NextImg:Defense Contractors, Others At High Risk Of Violating Trump’s Anti-DEI Order, Watchdog Says

Three dozen federal contractors are at “high risk” of violating President Donald Trump’s executive orders barring the implementation of diversity, equity, and inclusion policies among those who do business with the federal government.

A new report from the 1792 Exchange highlights which federal contractors have previously advanced the DEI agenda most aggressively, honing in on companies that have offered rhetorical and financial support to leftwing organizations. It highlights 36 “high risk” companies that raked in $265 billion in federal contracts in fiscal year 2023 and are “likely to be maintaining diversity, equity, and inclusion (DEI) and gender policies” in defiance of Trump’s executive orders addressing DEI and transgender ideology.

Daniel Cameron, the former Attorney General of Kentucky and the President of the 1792 Exchange, told The Daily Wire that the database provides the Trump administration with a tool to scrutinize companies that could be violating the president’s orders.

“The American people have the right to know if our hard-earned money is subsidizing any corporation’s subversive ideological programs.

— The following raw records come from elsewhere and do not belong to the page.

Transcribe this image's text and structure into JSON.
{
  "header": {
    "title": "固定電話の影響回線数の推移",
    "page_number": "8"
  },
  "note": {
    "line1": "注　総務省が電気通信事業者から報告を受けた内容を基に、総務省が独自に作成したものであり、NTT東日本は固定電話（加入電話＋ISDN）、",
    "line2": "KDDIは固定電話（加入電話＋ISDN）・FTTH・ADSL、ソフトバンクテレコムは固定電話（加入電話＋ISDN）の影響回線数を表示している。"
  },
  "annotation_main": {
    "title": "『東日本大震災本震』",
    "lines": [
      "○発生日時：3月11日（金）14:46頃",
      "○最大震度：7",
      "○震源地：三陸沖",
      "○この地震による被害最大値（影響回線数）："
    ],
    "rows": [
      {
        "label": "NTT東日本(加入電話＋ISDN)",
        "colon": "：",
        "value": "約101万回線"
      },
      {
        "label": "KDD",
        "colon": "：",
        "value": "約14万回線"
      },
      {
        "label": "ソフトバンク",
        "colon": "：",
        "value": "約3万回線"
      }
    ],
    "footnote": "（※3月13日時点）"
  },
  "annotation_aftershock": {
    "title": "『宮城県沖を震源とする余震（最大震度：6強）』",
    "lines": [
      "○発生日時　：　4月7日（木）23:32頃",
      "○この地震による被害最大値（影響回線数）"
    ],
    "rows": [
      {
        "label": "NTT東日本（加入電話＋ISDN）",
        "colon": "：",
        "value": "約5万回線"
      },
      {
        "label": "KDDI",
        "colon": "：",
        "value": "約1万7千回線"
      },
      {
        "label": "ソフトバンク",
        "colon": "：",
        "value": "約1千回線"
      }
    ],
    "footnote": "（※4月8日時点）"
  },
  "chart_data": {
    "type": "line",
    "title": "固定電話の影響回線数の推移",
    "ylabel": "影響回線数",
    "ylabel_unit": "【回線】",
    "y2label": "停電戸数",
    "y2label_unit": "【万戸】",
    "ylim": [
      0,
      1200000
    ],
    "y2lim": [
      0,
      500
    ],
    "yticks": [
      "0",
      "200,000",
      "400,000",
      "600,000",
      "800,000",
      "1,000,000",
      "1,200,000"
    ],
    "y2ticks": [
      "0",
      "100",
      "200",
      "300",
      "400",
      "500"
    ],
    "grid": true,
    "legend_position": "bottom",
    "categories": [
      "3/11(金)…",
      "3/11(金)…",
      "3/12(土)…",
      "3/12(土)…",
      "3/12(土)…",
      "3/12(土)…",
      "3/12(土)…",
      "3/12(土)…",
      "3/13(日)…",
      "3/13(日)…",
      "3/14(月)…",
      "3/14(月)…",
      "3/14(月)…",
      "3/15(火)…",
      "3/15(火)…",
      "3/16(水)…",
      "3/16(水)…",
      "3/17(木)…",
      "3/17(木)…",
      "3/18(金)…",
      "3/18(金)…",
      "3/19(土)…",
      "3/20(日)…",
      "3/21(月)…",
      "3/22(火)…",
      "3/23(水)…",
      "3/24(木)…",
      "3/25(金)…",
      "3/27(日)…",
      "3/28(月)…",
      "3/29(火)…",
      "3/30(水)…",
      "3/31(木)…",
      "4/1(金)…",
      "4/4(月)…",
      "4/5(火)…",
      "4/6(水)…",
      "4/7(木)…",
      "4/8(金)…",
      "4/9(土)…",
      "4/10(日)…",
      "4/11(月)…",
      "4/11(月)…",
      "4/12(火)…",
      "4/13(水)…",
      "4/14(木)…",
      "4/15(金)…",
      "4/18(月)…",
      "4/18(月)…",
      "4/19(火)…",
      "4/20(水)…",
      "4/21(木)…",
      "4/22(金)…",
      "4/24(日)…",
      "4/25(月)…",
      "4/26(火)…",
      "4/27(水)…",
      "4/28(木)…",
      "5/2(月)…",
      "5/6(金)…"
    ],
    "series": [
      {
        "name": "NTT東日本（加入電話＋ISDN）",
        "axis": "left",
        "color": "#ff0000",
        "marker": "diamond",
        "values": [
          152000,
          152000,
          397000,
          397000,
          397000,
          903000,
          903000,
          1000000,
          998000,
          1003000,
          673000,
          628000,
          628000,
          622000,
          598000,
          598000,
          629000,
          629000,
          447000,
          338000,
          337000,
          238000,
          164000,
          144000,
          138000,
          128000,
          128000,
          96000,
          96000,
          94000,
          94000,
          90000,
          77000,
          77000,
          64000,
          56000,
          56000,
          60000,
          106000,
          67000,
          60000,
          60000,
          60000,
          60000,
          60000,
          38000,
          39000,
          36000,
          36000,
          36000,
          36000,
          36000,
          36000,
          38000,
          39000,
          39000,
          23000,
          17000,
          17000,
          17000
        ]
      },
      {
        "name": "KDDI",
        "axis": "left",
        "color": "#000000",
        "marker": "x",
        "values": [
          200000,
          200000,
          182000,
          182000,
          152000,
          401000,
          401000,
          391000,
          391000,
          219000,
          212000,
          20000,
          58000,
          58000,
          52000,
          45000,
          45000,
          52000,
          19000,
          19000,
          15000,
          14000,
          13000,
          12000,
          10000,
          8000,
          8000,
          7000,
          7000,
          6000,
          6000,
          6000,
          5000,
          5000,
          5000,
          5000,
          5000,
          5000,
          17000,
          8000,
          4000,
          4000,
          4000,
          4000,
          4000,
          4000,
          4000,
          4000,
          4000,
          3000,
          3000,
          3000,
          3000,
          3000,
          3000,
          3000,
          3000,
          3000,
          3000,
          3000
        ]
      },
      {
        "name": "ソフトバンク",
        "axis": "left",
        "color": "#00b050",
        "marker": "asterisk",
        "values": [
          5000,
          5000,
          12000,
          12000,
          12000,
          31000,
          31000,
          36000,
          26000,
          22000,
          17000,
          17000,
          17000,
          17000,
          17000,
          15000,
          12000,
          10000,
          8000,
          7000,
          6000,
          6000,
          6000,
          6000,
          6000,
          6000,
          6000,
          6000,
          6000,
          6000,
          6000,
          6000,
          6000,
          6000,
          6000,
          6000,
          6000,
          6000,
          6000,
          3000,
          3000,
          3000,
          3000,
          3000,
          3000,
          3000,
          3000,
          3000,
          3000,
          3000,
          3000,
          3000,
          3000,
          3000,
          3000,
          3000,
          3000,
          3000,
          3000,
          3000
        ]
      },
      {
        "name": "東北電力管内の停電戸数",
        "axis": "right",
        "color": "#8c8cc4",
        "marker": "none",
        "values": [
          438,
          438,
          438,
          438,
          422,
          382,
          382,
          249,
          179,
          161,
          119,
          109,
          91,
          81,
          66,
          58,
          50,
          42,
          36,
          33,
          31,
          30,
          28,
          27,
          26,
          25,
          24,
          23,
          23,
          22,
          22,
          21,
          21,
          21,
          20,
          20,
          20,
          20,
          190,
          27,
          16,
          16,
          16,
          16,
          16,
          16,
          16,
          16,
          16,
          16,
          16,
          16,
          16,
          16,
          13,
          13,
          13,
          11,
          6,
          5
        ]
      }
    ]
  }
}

President Trump has taken bold action to remove DEI programming from federal institutions, including government contractors,” Cameron explained. “This report empowers government agencies and legislators to align procurement decisions with that vision of neutrality and excellence,” he added.

Among the 36 companies deemed “high risk” by the organization are Raytheon, Northrop Grumman, and Lockheed Martin, which the 1792 Exchange says have discriminated against other companies “that do not promote divisive sex and gender policies.”

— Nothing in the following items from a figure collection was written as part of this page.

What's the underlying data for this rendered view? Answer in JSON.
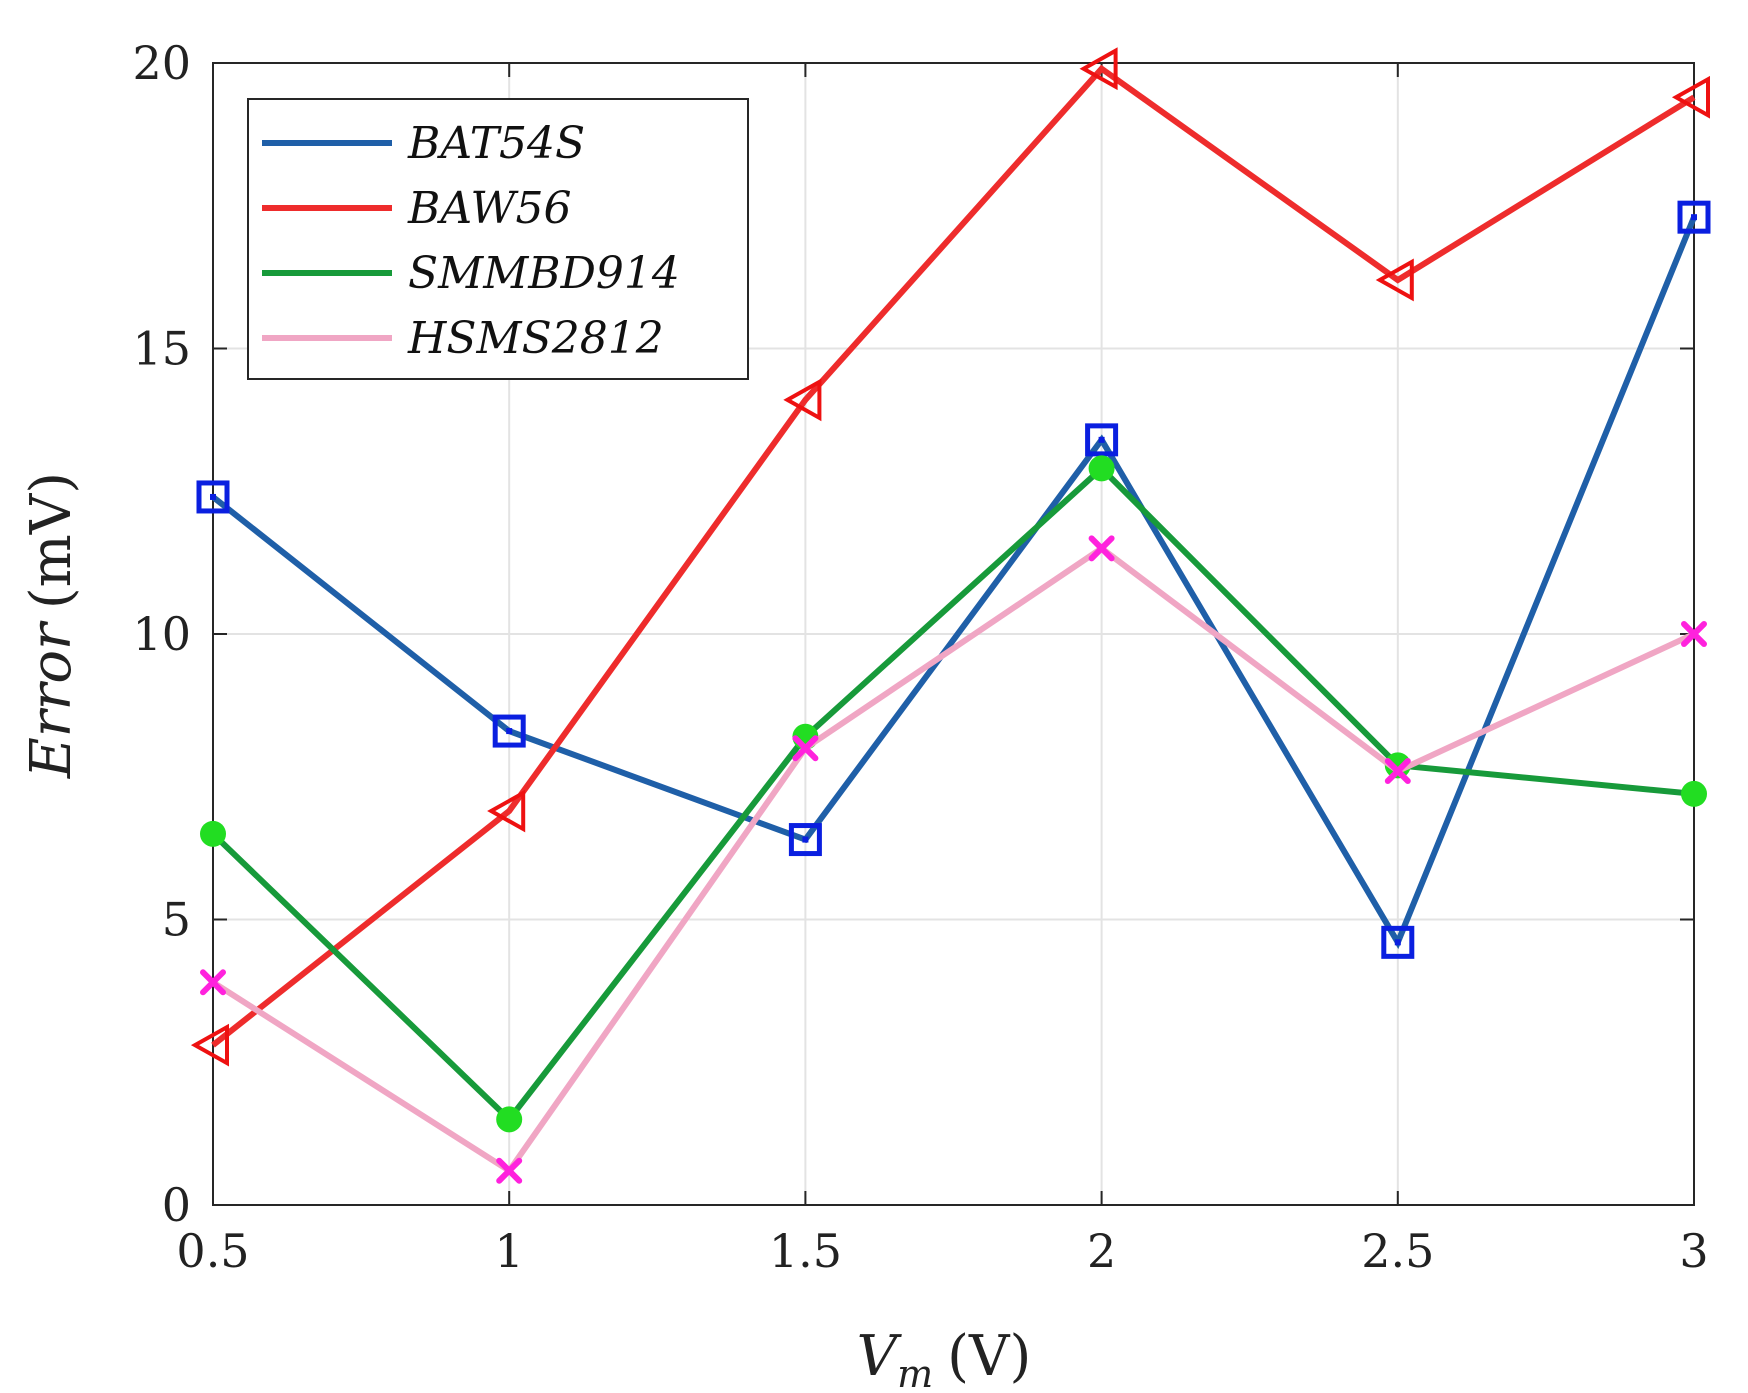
{
  "chart_data": {
    "type": "line",
    "x": [
      0.5,
      1,
      1.5,
      2,
      2.5,
      3
    ],
    "xlabel": {
      "main": "V",
      "subscript": "m",
      "unit": "(V)"
    },
    "ylabel": {
      "main": "Error",
      "unit": "(mV)"
    },
    "xlim": [
      0.5,
      3
    ],
    "ylim": [
      0,
      20
    ],
    "xticks": [
      0.5,
      1,
      1.5,
      2,
      2.5,
      3
    ],
    "xtick_labels": [
      "0.5",
      "1",
      "1.5",
      "2",
      "2.5",
      "3"
    ],
    "yticks": [
      0,
      5,
      10,
      15,
      20
    ],
    "ytick_labels": [
      "0",
      "5",
      "10",
      "15",
      "20"
    ],
    "grid": true,
    "legend_position": "top-left",
    "series": [
      {
        "name": "BAT54S",
        "color": "#1f5fa8",
        "marker": "square",
        "marker_color": "#0a1fe0",
        "values": [
          12.4,
          8.3,
          6.4,
          13.4,
          4.6,
          17.3
        ]
      },
      {
        "name": "BAW56",
        "color": "#ee2c2c",
        "marker": "triangle-left",
        "marker_color": "#ee1111",
        "values": [
          2.8,
          6.9,
          14.1,
          19.9,
          16.2,
          19.4
        ]
      },
      {
        "name": "SMMBD914",
        "color": "#179a3a",
        "marker": "circle",
        "marker_color": "#22dd22",
        "values": [
          6.5,
          1.5,
          8.2,
          12.9,
          7.7,
          7.2
        ]
      },
      {
        "name": "HSMS2812",
        "color": "#f0a6c4",
        "marker": "x",
        "marker_color": "#ff22dd",
        "values": [
          3.9,
          0.6,
          8.0,
          11.5,
          7.6,
          10.0
        ]
      }
    ]
  }
}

The three companies, the organization says, pledged to modify the demographic composition of its leadership “through the establishment of gender and racial targets” in recruiting and signed a “commitment to promote DEI through bias education training in the workplace” and “strategize on DEI programs.”

Raytheon pointed The Daily Wire to a statement it made in January, assuring the public that it would ditch the DEI agenda. “Our highly dedicated workforce is built and advances on merit in pursuit of our mission to protect and connect the world. RTX is taking the necessary actions to comply with the Presidential Executive Orders,” Raytheon said.

Another high-risk company is Honeywell International, which the 1792 Exchange said forced employees to attend “multiple controversial trainings on gender identity, sexual orientation, transgender issues, and divisive racial ideology.” There’s also Boeing, which the 1792 Exchange said has emphasized “racial diversity in its hiring practices” and similarly required employees to attend DEI trainings.

Consulting giant Deloitte is also listed as a high-risk company, with the 1792 Exchange noting that the company joined the Partnership for Global LGBTIQ+ Equality, reflecting Deloitte’s “commitment to vet business partners based on LGBTQ+ policies.”

“These companies have engaged in politicized diversity, equity, and inclusion (DEI) initiatives that often include executive compensation schemes linked to diversity targets and the creation of employee affinity groups, race-conscious training programs, or gender policies that prioritize identity categories over merit,” the 1792 Exchange said.

The 1792 Exchange says its database will serve as “a resource for regulators, lawmakers, and watchdogs to scrutinize whether public funds are being directed toward companies that may now stand in violation of federal mandates.”